Brazilian airline (2000–2002)

Nacional Transportes Aéreos was a Brazilian airline founded in 2000. It ceased operations in 2002.

==History==
The low-fare carrier Nacional Transportes Aéreos was founded on December 26, 2000 and had as its first service the trunk route São Paulo-Guarulhos / Rio de Janeiro-Galeão / Recife / Fortaleza / São Luís, operated with a Boeing 737-400. The following year, Araçatuba, Brasília, Campo Grande, Cuiabá and Goiânia were added to the network. The Boeing 737-400 was returned to the leasor in April 2001 and replaced by a Boeing 737-200. A second 737-200 arrived in July 2001.
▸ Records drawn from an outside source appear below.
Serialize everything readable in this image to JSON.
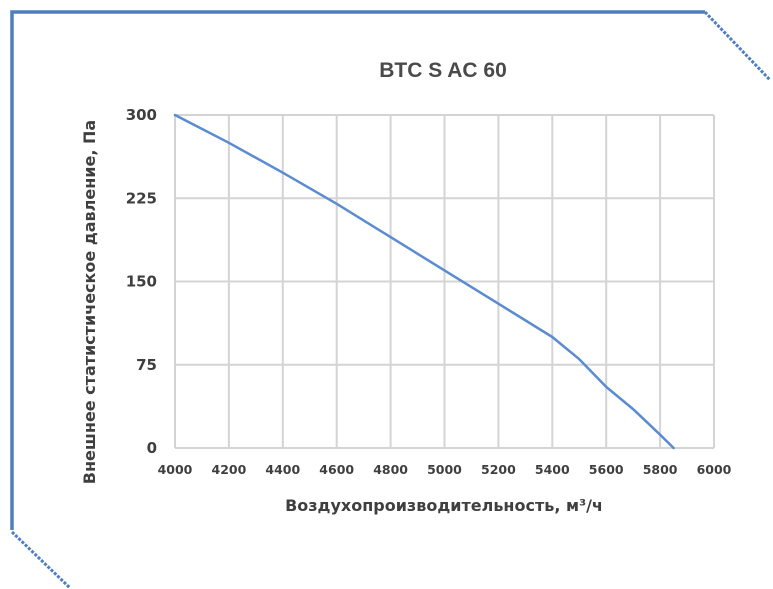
{
  "colors": {
    "frame": "#4f7fbf",
    "series": "#5b8bd0",
    "grid": "#d4d4d4",
    "text": "#3f3f3f"
  },
  "chart_data": {
    "type": "line",
    "title": "BTC S AC 60",
    "xlabel": "Воздухопроизводительность, м³/ч",
    "ylabel": "Внешнее статистическое давление, Па",
    "xlim": [
      4000,
      6000
    ],
    "ylim": [
      0,
      300
    ],
    "x_ticks": [
      4000,
      4200,
      4400,
      4600,
      4800,
      5000,
      5200,
      5400,
      5600,
      5800,
      6000
    ],
    "y_ticks": [
      0,
      75,
      150,
      225,
      300
    ],
    "grid": true,
    "series": [
      {
        "x": [
          4000,
          4200,
          4400,
          4600,
          4800,
          5000,
          5200,
          5400,
          5500,
          5600,
          5700,
          5800,
          5850
        ],
        "y": [
          300,
          275,
          248,
          220,
          190,
          160,
          130,
          100,
          80,
          55,
          35,
          12,
          0
        ]
      }
    ]
  }
}
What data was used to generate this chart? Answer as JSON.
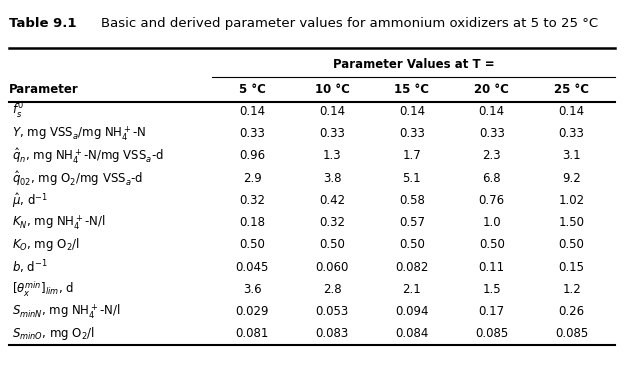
{
  "title_bold": "Table 9.1",
  "title_rest": "    Basic and derived parameter values for ammonium oxidizers at 5 to 25 °C",
  "col_header_main": "Parameter Values at T =",
  "col_headers": [
    "Parameter",
    "5 °C",
    "10 °C",
    "15 °C",
    "20 °C",
    "25 °C"
  ],
  "rows": [
    [
      "$f_s^0$",
      "0.14",
      "0.14",
      "0.14",
      "0.14",
      "0.14"
    ],
    [
      "$Y$, mg VSS$_a$/mg NH$_4^+$-N",
      "0.33",
      "0.33",
      "0.33",
      "0.33",
      "0.33"
    ],
    [
      "$\\hat{q}_n$, mg NH$_4^+$-N/mg VSS$_a$-d",
      "0.96",
      "1.3",
      "1.7",
      "2.3",
      "3.1"
    ],
    [
      "$\\hat{q}_{02}$, mg O$_2$/mg VSS$_a$-d",
      "2.9",
      "3.8",
      "5.1",
      "6.8",
      "9.2"
    ],
    [
      "$\\hat{\\mu}$, d$^{-1}$",
      "0.32",
      "0.42",
      "0.58",
      "0.76",
      "1.02"
    ],
    [
      "$K_N$, mg NH$_4^+$-N/l",
      "0.18",
      "0.32",
      "0.57",
      "1.0",
      "1.50"
    ],
    [
      "$K_O$, mg O$_2$/l",
      "0.50",
      "0.50",
      "0.50",
      "0.50",
      "0.50"
    ],
    [
      "$b$, d$^{-1}$",
      "0.045",
      "0.060",
      "0.082",
      "0.11",
      "0.15"
    ],
    [
      "$[\\theta_x^{min}]_{lim}$, d",
      "3.6",
      "2.8",
      "2.1",
      "1.5",
      "1.2"
    ],
    [
      "$S_{min N}$, mg NH$_4^+$-N/l",
      "0.029",
      "0.053",
      "0.094",
      "0.17",
      "0.26"
    ],
    [
      "$S_{min O}$, mg O$_2$/l",
      "0.081",
      "0.083",
      "0.084",
      "0.085",
      "0.085"
    ]
  ],
  "figsize": [
    6.24,
    3.71
  ],
  "dpi": 100,
  "bg_color": "#ffffff",
  "text_color": "#000000",
  "fontsize": 8.5,
  "title_fontsize": 9.5,
  "header_fontsize": 8.5
}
In January 2002, as a consequence of a financial crisis, Nacional was forced to return the aircraft and ceased all operations a few weeks later.

==Destinations==
- Araçatuba – Dario Guarita Airport
- Brasília – Pres. Juscelino Kubitschek International Airport
- Campo Grande – Campo Grande International Airport
- Cuiabá – Marechal Rondon International Airport
- Fortaleza – Pinto Martins International Airport
- Goiânia – Santa Genoveva Airport
- Recife – Guararapes/Gilberto Freyre International Airport
- Rio de Janeiro – Galeão/Antonio Carlos Jobim International Airport
- São Luís – Marechal Cunha Machado International Airport
- São Paulo – Guarulhos/Gov. André Franco Montoro International Airport

==Fleet==

Nacional Transportes Aéreos fleet
| Aircraft | Total | Years of operation | Notes |
|---|---|---|---|
| Boeing 737-400 | 1 | 2000-2001 |  |
| Boeing 737-200 | 2 | 2001-2002 |  |

==Airline Affinity Program==
Nacional did not have an airline affinity program.